SeqData is under active development. The API has largely been decided on, but may change slightly across versions until the first major release.

Installation

pip install seqdata

Roadmap

Although my focus will largely follow my research projects and the feedback I receive from the community, here is a roadmap for what I currently plan to focus on in the next few releases.

  • v0.1.0: ✔️ Initial API for reading BAM, FASTA, BigWig and Tabular data and building loading PyTorch dataloaders
  • v0.2.0: (WIP) Bug fixes, improved documentation, tutorials, and examples
  • v0.3.0: Improved out of core functionality, robust BED classification datasets
  • v0.0.4 — Interoperability with AnnData and SnapATAC2

Usage

Loading data from "flat" files

The simplest way to store genomic sequence data is in a table or in a "flat" fasta file. Though this can easily be accomplished using something like pandas.read_csv, the SeqData interface keeps the resulting on-disk and in-memory objects standardized with the rest of the SeqData and larger ML4GLand API.

from seqdata import read_table
sdata = sd.read_table(
    name="seq",  # name of resulting xarray variable containing sequences
    out="sdata.zarr",  # output file
    tables=["sequences.tsv"],  # list of tabular files
    seq_col="seq_col",  # column containing sequences
    fixed_length=False,  # whether all sequences are the same length
    batch_size=1000,  # number of sequences to load at once
    overwrite=True,  # overwrite the output file if it exists
)

Will generate a sdata.zarr file containing the sequences in the seq_col column of sequences.tsv. The resulting sdata object can then be used for downstream analysis.

Loading sequences from genomic coordinates

Loading data from BAM files

Reading from bam files allows one to choose custom counting strategies (often necessary with ATAC-seq data).

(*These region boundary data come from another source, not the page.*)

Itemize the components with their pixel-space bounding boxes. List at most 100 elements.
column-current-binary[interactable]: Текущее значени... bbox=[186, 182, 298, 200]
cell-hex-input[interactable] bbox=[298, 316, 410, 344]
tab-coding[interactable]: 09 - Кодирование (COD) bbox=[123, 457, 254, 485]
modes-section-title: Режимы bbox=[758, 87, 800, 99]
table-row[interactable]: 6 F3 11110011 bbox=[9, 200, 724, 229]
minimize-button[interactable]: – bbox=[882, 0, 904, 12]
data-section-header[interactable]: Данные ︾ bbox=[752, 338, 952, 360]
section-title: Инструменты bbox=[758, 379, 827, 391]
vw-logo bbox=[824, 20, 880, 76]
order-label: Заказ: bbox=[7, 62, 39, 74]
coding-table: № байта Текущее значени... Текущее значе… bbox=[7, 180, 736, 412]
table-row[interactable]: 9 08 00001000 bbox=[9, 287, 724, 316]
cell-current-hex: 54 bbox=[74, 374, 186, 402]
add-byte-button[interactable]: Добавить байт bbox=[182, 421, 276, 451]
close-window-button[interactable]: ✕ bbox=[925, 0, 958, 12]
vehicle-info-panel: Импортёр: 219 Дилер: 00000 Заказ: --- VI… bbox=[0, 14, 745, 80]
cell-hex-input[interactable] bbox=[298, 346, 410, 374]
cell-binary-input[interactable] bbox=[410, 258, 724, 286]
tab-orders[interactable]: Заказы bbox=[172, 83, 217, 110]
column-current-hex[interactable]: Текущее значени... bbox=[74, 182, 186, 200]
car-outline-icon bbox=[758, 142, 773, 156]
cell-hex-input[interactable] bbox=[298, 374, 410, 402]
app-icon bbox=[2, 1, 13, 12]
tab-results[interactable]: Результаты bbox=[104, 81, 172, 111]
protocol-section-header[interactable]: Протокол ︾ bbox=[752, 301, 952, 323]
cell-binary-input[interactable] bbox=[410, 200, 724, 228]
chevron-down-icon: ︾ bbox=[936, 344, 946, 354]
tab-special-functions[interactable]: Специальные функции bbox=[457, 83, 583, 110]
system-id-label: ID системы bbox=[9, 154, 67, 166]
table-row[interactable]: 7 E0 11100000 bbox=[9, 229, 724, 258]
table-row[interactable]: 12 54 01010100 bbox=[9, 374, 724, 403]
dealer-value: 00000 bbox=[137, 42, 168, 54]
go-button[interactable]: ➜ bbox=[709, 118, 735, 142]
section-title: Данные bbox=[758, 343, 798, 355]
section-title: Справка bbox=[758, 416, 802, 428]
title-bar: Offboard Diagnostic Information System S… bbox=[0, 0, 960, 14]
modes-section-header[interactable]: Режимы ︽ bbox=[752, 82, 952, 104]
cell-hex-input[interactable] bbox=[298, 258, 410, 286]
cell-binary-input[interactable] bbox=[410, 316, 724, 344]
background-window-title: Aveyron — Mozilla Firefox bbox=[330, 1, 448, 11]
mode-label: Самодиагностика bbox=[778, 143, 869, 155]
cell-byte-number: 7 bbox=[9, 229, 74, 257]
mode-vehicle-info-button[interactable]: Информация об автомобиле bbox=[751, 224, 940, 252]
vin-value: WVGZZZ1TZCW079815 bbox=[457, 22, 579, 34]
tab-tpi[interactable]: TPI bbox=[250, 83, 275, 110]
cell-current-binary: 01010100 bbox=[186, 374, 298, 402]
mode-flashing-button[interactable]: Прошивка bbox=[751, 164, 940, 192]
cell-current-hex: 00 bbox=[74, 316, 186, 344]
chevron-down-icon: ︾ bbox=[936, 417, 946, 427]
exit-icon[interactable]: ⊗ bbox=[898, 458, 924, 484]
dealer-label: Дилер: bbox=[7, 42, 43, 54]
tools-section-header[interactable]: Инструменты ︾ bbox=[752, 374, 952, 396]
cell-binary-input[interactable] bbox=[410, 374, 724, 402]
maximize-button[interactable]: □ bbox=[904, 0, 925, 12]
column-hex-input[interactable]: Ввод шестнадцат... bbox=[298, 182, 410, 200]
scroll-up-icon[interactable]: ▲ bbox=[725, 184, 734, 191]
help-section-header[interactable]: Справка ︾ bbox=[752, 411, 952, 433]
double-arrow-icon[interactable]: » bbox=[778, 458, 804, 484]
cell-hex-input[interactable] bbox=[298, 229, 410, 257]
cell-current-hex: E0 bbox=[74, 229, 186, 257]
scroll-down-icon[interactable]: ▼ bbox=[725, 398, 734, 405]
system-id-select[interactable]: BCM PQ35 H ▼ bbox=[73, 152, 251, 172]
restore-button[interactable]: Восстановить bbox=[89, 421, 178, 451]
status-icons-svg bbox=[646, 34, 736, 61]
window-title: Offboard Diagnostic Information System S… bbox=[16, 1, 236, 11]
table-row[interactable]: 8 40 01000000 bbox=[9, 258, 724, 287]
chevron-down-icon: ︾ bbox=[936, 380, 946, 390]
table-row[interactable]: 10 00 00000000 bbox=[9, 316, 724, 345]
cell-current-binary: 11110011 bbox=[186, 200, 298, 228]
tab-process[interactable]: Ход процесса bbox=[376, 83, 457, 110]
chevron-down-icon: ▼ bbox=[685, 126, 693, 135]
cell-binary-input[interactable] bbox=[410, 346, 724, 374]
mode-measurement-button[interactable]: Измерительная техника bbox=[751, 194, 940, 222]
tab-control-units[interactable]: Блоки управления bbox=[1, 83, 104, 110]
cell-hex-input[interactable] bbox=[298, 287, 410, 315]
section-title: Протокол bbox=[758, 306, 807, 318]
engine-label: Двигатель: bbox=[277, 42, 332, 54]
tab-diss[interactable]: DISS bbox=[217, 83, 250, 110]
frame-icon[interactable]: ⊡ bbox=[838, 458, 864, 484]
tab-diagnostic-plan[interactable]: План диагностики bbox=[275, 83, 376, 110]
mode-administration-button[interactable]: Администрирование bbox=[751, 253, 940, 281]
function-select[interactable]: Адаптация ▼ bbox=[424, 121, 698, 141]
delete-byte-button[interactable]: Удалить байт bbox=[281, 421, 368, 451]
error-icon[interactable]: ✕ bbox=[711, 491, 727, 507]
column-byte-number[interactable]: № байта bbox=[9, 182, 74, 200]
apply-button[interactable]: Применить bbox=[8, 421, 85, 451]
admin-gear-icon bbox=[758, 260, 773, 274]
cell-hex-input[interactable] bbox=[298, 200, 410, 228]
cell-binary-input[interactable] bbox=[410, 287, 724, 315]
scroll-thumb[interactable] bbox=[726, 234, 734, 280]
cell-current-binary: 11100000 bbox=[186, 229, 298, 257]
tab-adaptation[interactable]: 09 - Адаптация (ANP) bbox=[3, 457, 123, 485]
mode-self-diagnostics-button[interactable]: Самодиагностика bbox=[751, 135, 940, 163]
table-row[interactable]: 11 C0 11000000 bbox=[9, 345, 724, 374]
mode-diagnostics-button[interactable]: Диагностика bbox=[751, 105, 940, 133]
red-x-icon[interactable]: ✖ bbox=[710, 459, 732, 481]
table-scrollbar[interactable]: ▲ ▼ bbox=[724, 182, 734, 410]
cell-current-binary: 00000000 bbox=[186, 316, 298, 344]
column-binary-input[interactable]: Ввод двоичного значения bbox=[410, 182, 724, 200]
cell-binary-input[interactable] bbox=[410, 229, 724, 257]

from seqdata import read_bam
sdata = sd.read_bam(
    name="seq",  # name of resulting xarray variable containing sequences
    out="sdata.zarr",  # output file
    bams=["data.bam"],  # list of BAM files
    seq_col="seq_col",  # column containing sequences
    fixed_length=False,  # whether all sequences are the same length
    batch_size=1000,  # number of sequences to load at once
    overwrite=True,  # overwrite the output file if it exists
)

Loading data from BigWig files

BigWig files are a common way to store track-based data and the workhorse of modern genomic sequence based ML. ...

from seqdata import read_bigwig
sdata = sd.read_bigwig(
    name="seq",  # name of resulting xarray variable containing sequences
    out="sdata.zarr",  # output file
    bigwigs=["data.bw"],  # list of BigWig files
    seq_col="seq_col",  # column containing sequences
    fixed_length=False,  # whether all sequences are the same length
    batch_size=1000,  # number of sequences to load at once
    overwrite=True,  # overwrite the output file if it exists
)

Working with Zarr stores and XArray objects

The SeqData API is built to convert data from common formats to Zarr stores on disk. The Zarr store... When coupled with XArray and Dask, we also have the ability to lazy load data and work with data that is too large to fit in memory.

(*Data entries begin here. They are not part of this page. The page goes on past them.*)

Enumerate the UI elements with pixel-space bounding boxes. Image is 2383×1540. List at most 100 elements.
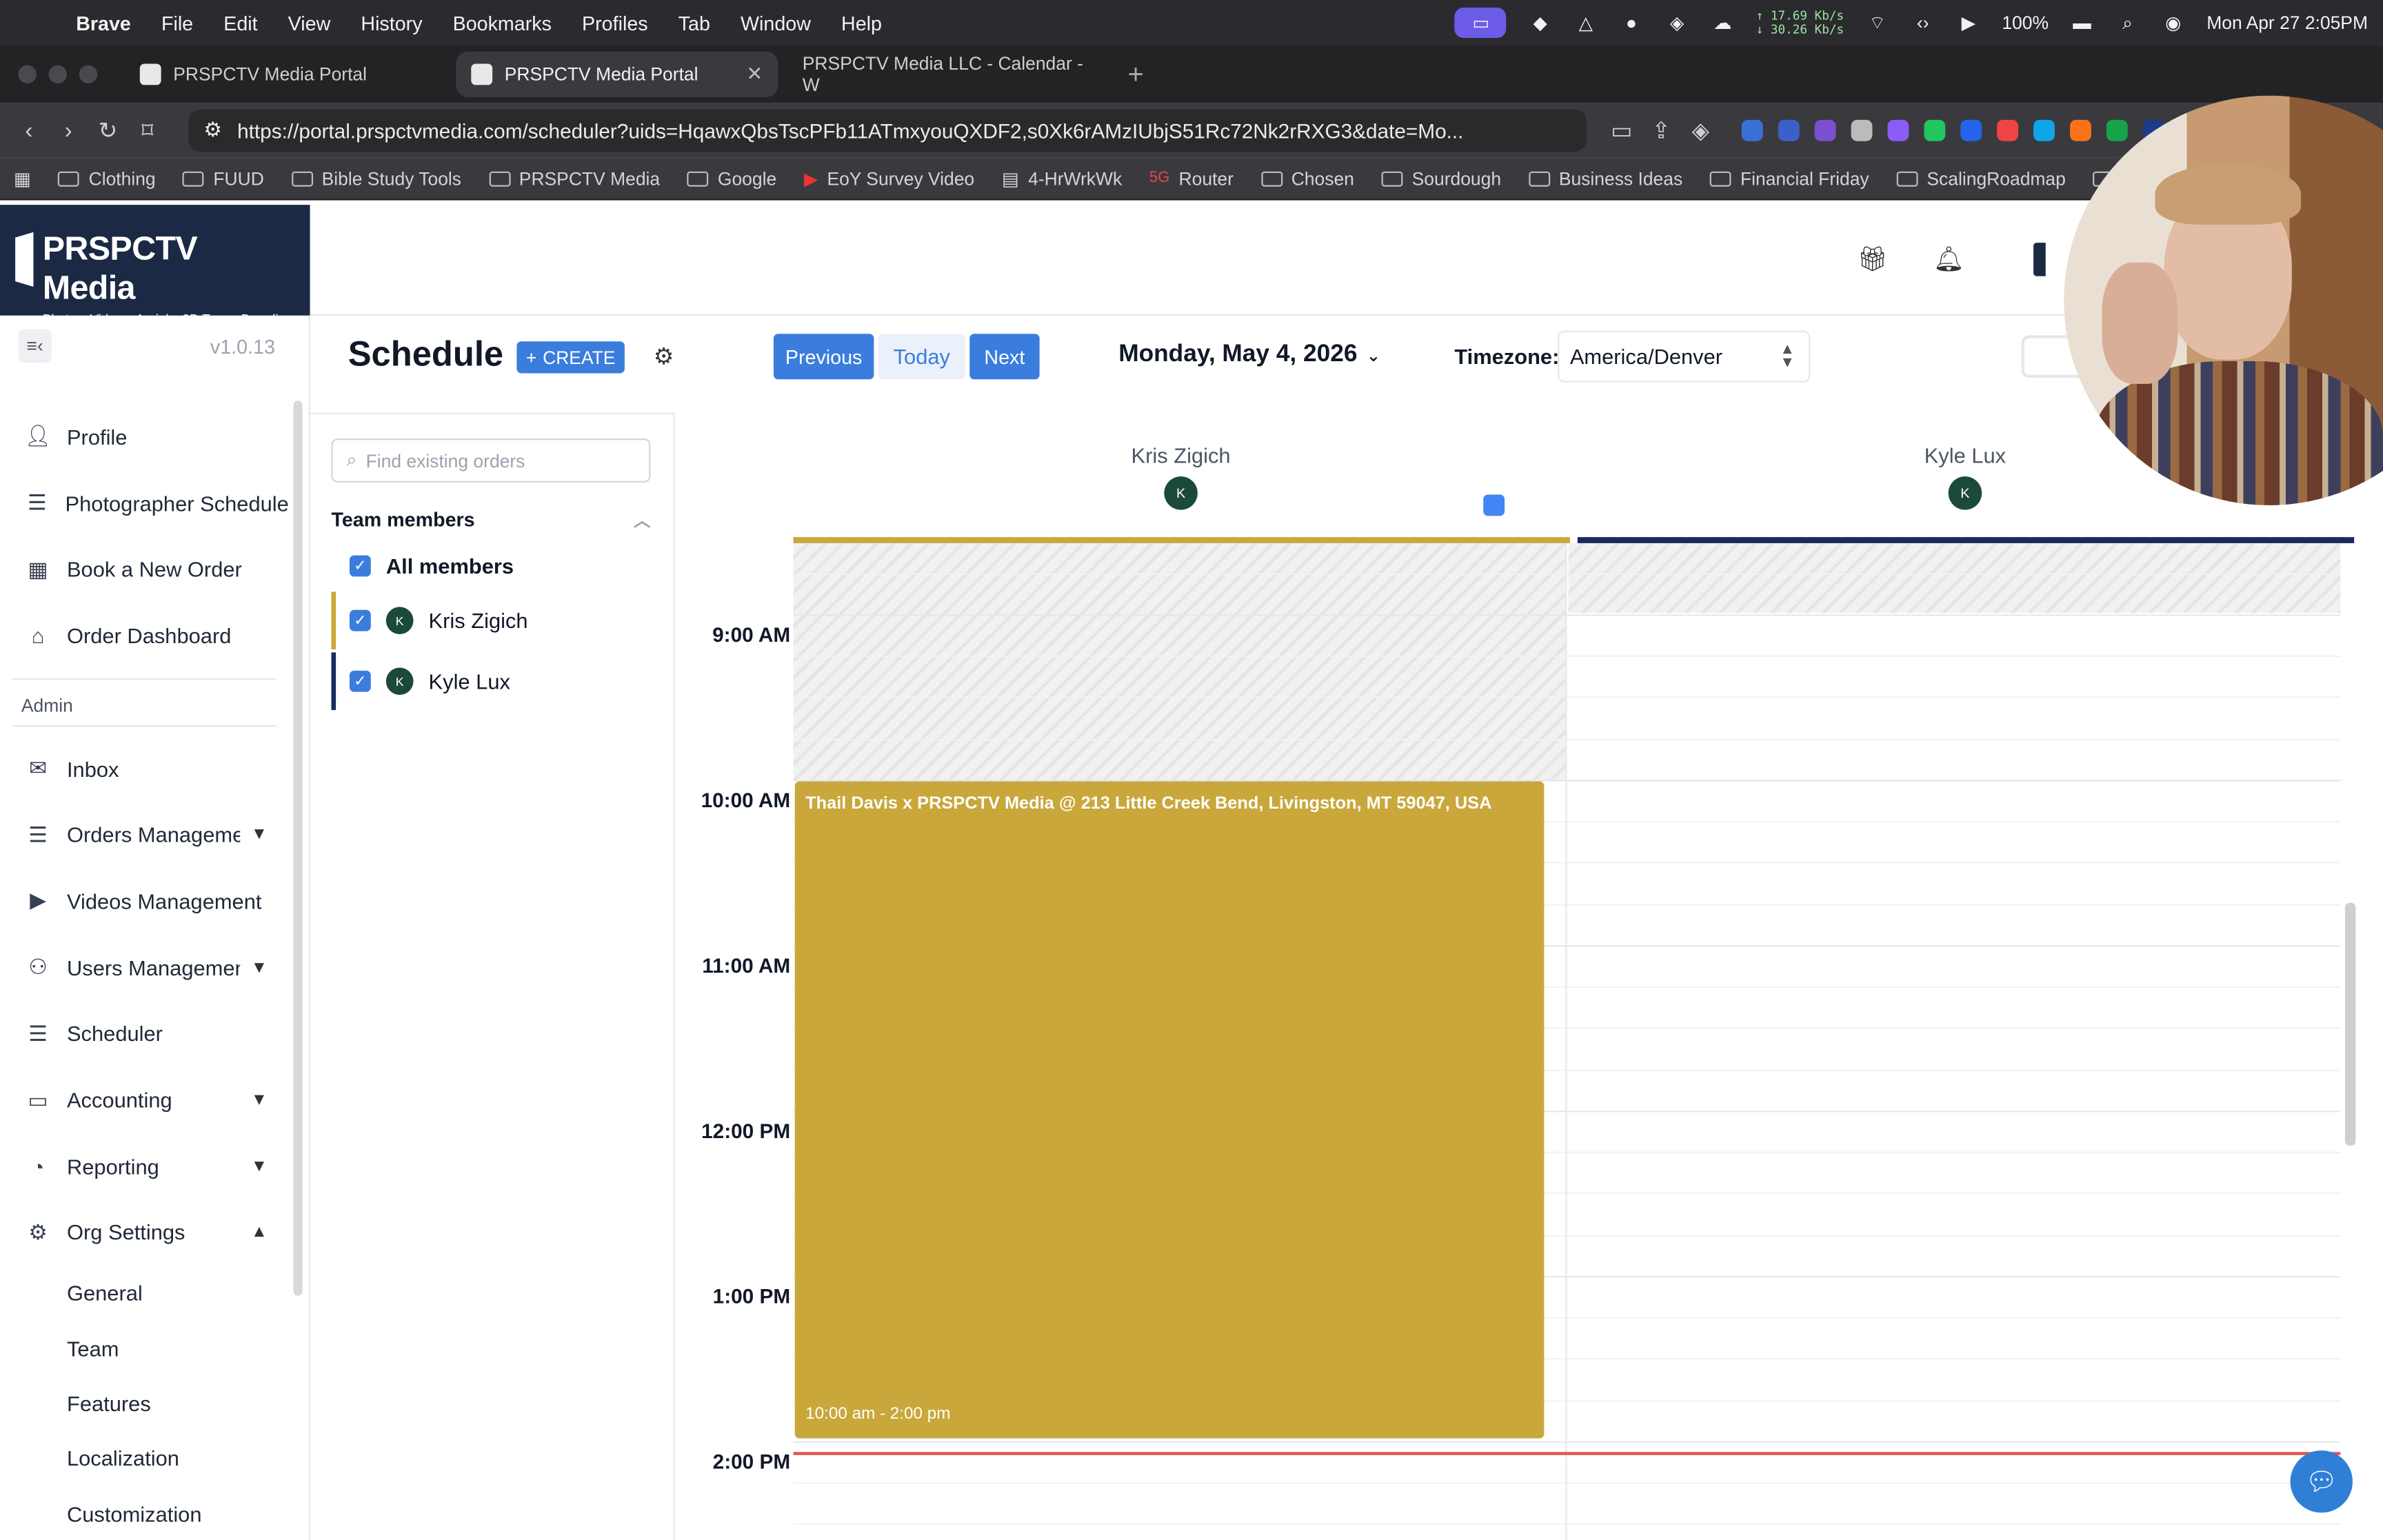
extension-icon[interactable] xyxy=(2069,119,2091,141)
member-row-kyle-lux[interactable]: ✓ K Kyle Lux xyxy=(331,652,650,711)
extension-icon[interactable] xyxy=(1814,119,1836,141)
sidebar-item-photographer-schedule[interactable]: ☰ Photographer Schedule xyxy=(0,470,289,536)
bookmark-clothing[interactable]: Clothing xyxy=(45,168,170,189)
address-bar[interactable]: ⚙ https://portal.prspctvmedia.com/schedu… xyxy=(188,109,1587,152)
forward-icon[interactable]: › xyxy=(49,118,88,143)
menu-edit[interactable]: Edit xyxy=(208,12,272,34)
bookmark-eoy-survey-video[interactable]: ▶ EoY Survey Video xyxy=(790,168,988,189)
sidebar-item-order-dashboard[interactable]: ⌂ Order Dashboard xyxy=(0,602,289,669)
chevron-up-icon[interactable]: ▲ xyxy=(251,1224,268,1242)
menu-history[interactable]: History xyxy=(345,12,437,34)
chevron-down-icon[interactable]: ▼ xyxy=(251,826,268,844)
checkbox-checked-icon[interactable]: ✓ xyxy=(349,609,371,631)
sidebar-subitem-general[interactable]: General xyxy=(0,1266,289,1321)
extension-icon[interactable] xyxy=(1741,119,1763,141)
bookmark-router[interactable]: 5G Router xyxy=(1136,168,1247,189)
all-members-checkbox[interactable]: ✓ All members xyxy=(331,537,650,595)
wifi-icon[interactable]: ⌔ xyxy=(1865,10,1889,34)
sidebar-subitem-team[interactable]: Team xyxy=(0,1321,289,1376)
sidebar-item-scheduler[interactable]: ☰ Scheduler xyxy=(0,1001,289,1067)
cast-icon[interactable]: ▭ xyxy=(1602,116,1641,144)
bookmark-4hrwrkwk[interactable]: ▤ 4-HrWrkWk xyxy=(988,168,1136,189)
control-center-icon[interactable]: ◉ xyxy=(2161,10,2185,34)
extension-icon[interactable] xyxy=(1997,119,2019,141)
gift-icon[interactable]: 🎁︎ xyxy=(1857,244,1888,274)
menu-window[interactable]: Window xyxy=(725,12,826,34)
menubar-clock[interactable]: Mon Apr 27 2:05PM xyxy=(2206,12,2368,34)
extension-icon[interactable] xyxy=(1924,119,1946,141)
extension-icon[interactable] xyxy=(1887,119,1909,141)
zoom-window-icon[interactable] xyxy=(79,65,98,84)
brand-logo[interactable]: PRSPCTV Media Photos, Videos, Aerials, 3… xyxy=(0,205,310,326)
checkbox-checked-icon[interactable]: ✓ xyxy=(349,670,371,692)
bookmark-icon[interactable]: ⌑ xyxy=(128,116,167,144)
menu-app-name[interactable]: Brave xyxy=(61,12,146,34)
browser-tab-1[interactable]: PRSPCTV Media Portal xyxy=(125,52,447,97)
brave-shield-icon[interactable]: ◈ xyxy=(1681,116,1720,144)
sidebar-item-inbox[interactable]: ✉ Inbox xyxy=(0,736,289,802)
sidebar-subitem-customization[interactable]: Customization xyxy=(0,1486,289,1540)
reload-icon[interactable]: ↻ xyxy=(88,116,128,144)
sidebar-subitem-features[interactable]: Features xyxy=(0,1376,289,1431)
menu-view[interactable]: View xyxy=(273,12,346,34)
dropbox-icon[interactable]: ◆ xyxy=(1528,10,1552,34)
previous-button[interactable]: Previous xyxy=(773,334,874,380)
avatar[interactable] xyxy=(2033,243,2046,276)
bookmark-fuud[interactable]: FUUD xyxy=(169,168,277,189)
team-members-header[interactable]: Team members ︿ xyxy=(331,508,650,531)
next-button[interactable]: Next xyxy=(969,334,1040,380)
sidebar-item-users-management[interactable]: ⚇ Users Management ▼ xyxy=(0,934,289,1000)
chevron-down-icon[interactable]: ▼ xyxy=(251,1091,268,1109)
back-icon[interactable]: ‹ xyxy=(9,118,48,143)
menu-profiles[interactable]: Profiles xyxy=(567,12,663,34)
menu-bookmarks[interactable]: Bookmarks xyxy=(438,12,567,34)
schedule-settings-gear-icon[interactable]: ⚙ xyxy=(654,343,674,370)
timezone-select[interactable]: America/Denver ▲ ▼ xyxy=(1558,330,1811,383)
play-icon[interactable]: ▶ xyxy=(1956,10,1980,34)
chevron-up-icon[interactable]: ︿ xyxy=(634,508,650,532)
minimize-window-icon[interactable] xyxy=(48,65,67,84)
chevron-down-icon[interactable]: ▼ xyxy=(251,958,268,976)
menu-file[interactable]: File xyxy=(146,12,208,34)
bookmark-bible-study-tools[interactable]: Bible Study Tools xyxy=(278,168,475,189)
chat-support-button[interactable]: 💬︎ xyxy=(2290,1450,2353,1513)
extension-icon[interactable] xyxy=(1960,119,1982,141)
extension-icon[interactable] xyxy=(1851,119,1873,141)
chevron-down-icon[interactable]: ▼ xyxy=(251,1157,268,1175)
extension-icon[interactable] xyxy=(2106,119,2128,141)
microphone-icon[interactable]: ● xyxy=(1619,10,1643,34)
bookmark-sourdough[interactable]: Sourdough xyxy=(1368,168,1515,189)
bookmark-business-ideas[interactable]: Business Ideas xyxy=(1515,168,1696,189)
date-picker[interactable]: Monday, May 4, 2026 ⌄ xyxy=(1118,341,1380,369)
sidebar-item-orders-management[interactable]: ☰ Orders Management ▼ xyxy=(0,802,289,868)
shield-icon[interactable]: ◈ xyxy=(1665,10,1689,34)
sidebar-item-org-settings[interactable]: ⚙ Org Settings ▲ xyxy=(0,1199,289,1266)
code-icon[interactable]: ‹› xyxy=(1911,10,1935,34)
create-button[interactable]: + CREATE xyxy=(516,341,625,374)
bookmark-google[interactable]: Google xyxy=(674,168,790,189)
close-window-icon[interactable] xyxy=(18,65,37,84)
apps-grid-icon[interactable]: ▦ xyxy=(0,168,45,189)
extension-icon[interactable] xyxy=(2033,119,2055,141)
close-tab-icon[interactable]: ✕ xyxy=(746,62,763,86)
cloud-icon[interactable]: ☁ xyxy=(1711,10,1735,34)
bell-icon[interactable]: 🔔︎ xyxy=(1933,244,1964,274)
bookmark-financial-friday[interactable]: Financial Friday xyxy=(1696,168,1882,189)
sidebar-item-videos-management[interactable]: ▶ Videos Management xyxy=(0,868,289,934)
battery-icon[interactable]: ▬ xyxy=(2070,10,2094,34)
sidebar-item-book-order[interactable]: ▦ Book a New Order xyxy=(0,536,289,602)
calendar-event[interactable]: Thail Davis x PRSPCTV Media @ 213 Little… xyxy=(794,781,1545,1439)
sidebar-item-reporting[interactable]: ◔ Reporting ▼ xyxy=(0,1133,289,1199)
order-search-input[interactable]: ⌕ Find existing orders xyxy=(331,438,651,483)
extension-icon[interactable] xyxy=(1778,119,1800,141)
sidebar-item-profile[interactable]: 👤︎ Profile xyxy=(0,403,289,469)
browser-tab-2[interactable]: PRSPCTV Media Portal ✕ xyxy=(456,51,778,97)
member-row-kris-zigich[interactable]: ✓ K Kris Zigich xyxy=(331,591,650,650)
sidebar-subitem-localization[interactable]: Localization xyxy=(0,1431,289,1486)
checkbox-checked-icon[interactable]: ✓ xyxy=(349,555,371,577)
bookmark-scalingroadmap[interactable]: ScalingRoadmap xyxy=(1883,168,2080,189)
site-settings-icon[interactable]: ⚙ xyxy=(203,119,222,143)
new-tab-icon[interactable]: + xyxy=(1127,59,1143,90)
calendar-scrollbar[interactable] xyxy=(2344,902,2356,1146)
sidebar-item-accounting[interactable]: ▭ Accounting ▼ xyxy=(0,1067,289,1133)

Admittedly, working with XArray can take some getting used to...

Building a dataloader

The main goal of SeqData is to allow a seamless flow

Contributing

This section was modified from https://github.com/pachterlab/kallisto.

All contributions, including bug reports, documentation improvements, and enhancement suggestions are welcome. Everyone within the community is expected to abide by our code of conduct

As we work towards a stable v1.0.0 release, and we typically develop on branches. These are merged into dev once sufficiently tested. dev is the latest, stable, development branch.

main is used only for official releases and is considered to be stable. If you submit a pull request, please make sure to request to merge into dev and NOT main.